WIDEO: Zbrodnia sprzed 26 lat. Sprawca usłyszał zarzuty. Zobacz materiał Stanisława Wryka
Na początku października policjanci w imieniu funkcjonariuszy z Archiwum X, którzy zajęli się sprawą zabójstwa, zaapelowali o kontakt wszystkie osoby mające jakiekolwiek informacje na temat zdarzenia z 1994 r. O zatrzymaniu osoby mającej związek z zabójstwem policja powiadomiła w poniedziałek.
- Policjanci, którzy 26 lat temu zajęli się tą sprawą, przeprowadzili dokładne oględziny miejsca, w którym znaleziono ciało. Sprawdzali alibi wytypowanych osób. Przesłuchali także wielu świadków, ale nikt nie przekazał informacji, które mogły pomóc w rozwikłaniu tej sprawy. Po wielu miesiącach śledztwa, w które byli zaangażowani policjanci z Miłosławia, Wrześni i Poznania sprawa została zakończona. Operacyjnie próbowano jeszcze wpaść na trop zabójcy, ale to się nie udało - opisał Borowiak.
Sprawa Archiwum X
Dodał, że na początku 2019 roku policjanci z poznańskiego Archiwum X postanowili wrócić do tej sprawy i otrzymali na to zgodę poznańskiej Prokuratury Okręgowej. - Po analizie szczegółów tej sprawy przyjęto, że sprawca musiał wywodzić się z tego środowiska, co ofiara i dobrze znał teren. Ponownie poddano analizom laboratoryjnym zabezpieczone ślady - wyjaśnił Borowiak.
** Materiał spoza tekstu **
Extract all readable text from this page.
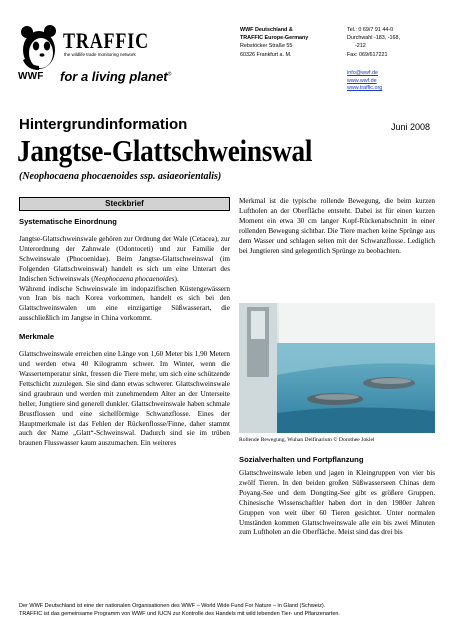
WWF
TRAFFIC
the wildlife trade monitoring network
for a living planet®
WWF Deutschland &
TRAFFIC Europe-Germany
Rebstöcker Straße 55
60326 Frankfurt a. M.
Tel.: 0 69/7 91 44-0
Durchwahl -183, -168,
-212
Fax: 069/617221
info@wwf.de
www.wwf.de
www.traffic.org
Hintergrundinformation	Juni 2008
Jangtse-Glattschweinswal
(Neophocaena phocaenoides ssp. asiaeorientalis)
Steckbrief
Systematische Einordnung
Jangtse-Glattschweinswale gehören zur Ordnung der Wale (Cetacea), zur Unterordnung der Zahnwale (Odontoceti) und zur Familie der Schweinswale (Phocoenidae). Beim Jangtse-Glattschweinswal (im Folgenden Glattschweinswal) handelt es sich um eine Unterart des Indischen Schweinswals (Neophocaena phocaenoides).
Während indische Schweinswale im indopazifischen Küstengewässern von Iran bis nach Korea vorkommen, handelt es sich bei den Glattschweinswalen um eine einzigartige Süßwasserart, die ausschließlich im Jangtse in China vorkommt.
Merkmale
Glattschweinswale erreichen eine Länge von 1,60 Meter bis 1,90 Metern und werden etwa 40 Kilogramm schwer. Im Winter, wenn die Wassertemperatur sinkt, fressen die Tiere mehr, um sich eine schützende Fettschicht zuzulegen. Sie sind dann etwas schwerer. Glattschweinswale sind graubraun und werden mit zunehmendem Alter an der Unterseite heller, Jungtiere sind generell dunkler. Glattschweinswale haben schmale Brustflossen und eine sichelförmige Schwanzflosse. Eines der Hauptmerkmale ist das Fehlen der Rückenflosse/Finne, daher stammt auch der Name „Glatt“-Schweinswal. Dadurch sind sie im trüben braunen Flusswasser kaum auszumachen. Ein weiteres
Merkmal ist die typische rollende Bewegung, die beim kurzen Luftholen an der Oberfläche entsteht. Dabei ist für einen kurzen Moment ein etwa 30 cm langer Kopf-Rückenabschnitt in einer rollenden Bewegung sichtbar. Die Tiere machen keine Sprünge aus dem Wasser und schlagen selten mit der Schwanzflosse. Lediglich bei Jungtieren sind gelegentlich Sprünge zu beobachten.
Rollende Bewegung, Wuhan Delfinarium © Dorothee Jokiel
Sozialverhalten und Fortpflanzung
Glattschweinswale leben und jagen in Kleingruppen von vier bis zwölf Tieren. In den beiden großen Süßwasserseen Chinas dem Poyang-See und dem Dongting-See gibt es größere Gruppen. Chinesische Wissenschaftler haben dort in den 1980er Jahren Gruppen von weit über 60 Tieren gesichtet. Unter normalen Umständen kommen Glattschweinswale alle ein bis zwei Minuten zum Luftholen an die Oberfläche. Meist sind das drei bis
Der WWF Deutschland ist eine der nationalen Organisationen des WWF – World Wide Fund For Nature – in Gland (Schweiz).
TRAFFIC ist das gemeinsame Programm von WWF und IUCN zur Kontrolle des Handels mit wild lebenden Tier- und Pflanzenarten.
ZOBACZ: Zabójstwo 20-latki. Tropem zbrodni w Pabianicach
Policjant podkreślił, że współczesne naukowe metody badań kryminalistycznych 26 lat temu były niemożliwe do zastosowania. - Funkcjonariusze poznańskiego Archiwum X w połowie października br. zwrócili się także do lokalnych mediów. Prosili o przypomnienie sprawy zapomnianego zabójstwa. Po publikacjach odezwało się wiele osób. Ci ludzie, chcąc pomóc przekazali informacje, które także drobiazgowo przeanalizowano - zaznaczył.
Jak podał Borowiak prowadzący sprawę kilkanaście dni temu przekazali prokuratorom informacje o osobie, która z dużym prawdopodobieństwem mogła mieć związek ze sprawą zabójstwa Zyty Michalskiej. - Materiał dowodowy dał podstawę do zatrzymania podejrzanego - zaznaczył policjant.
ZOBACZ: Zbrodnia z Głowaczowej. Brat zabił 17-letnią Natalię. Miał słyszeć głosy
Śledczy złożą do sądu wniosek o tymczasowe aresztowanie podejrzanego. Za zabójstwo grozi od ośmiu lat więzienia, kara 25 lat pozbawienia wolności lub kara dożywotniego więzienia.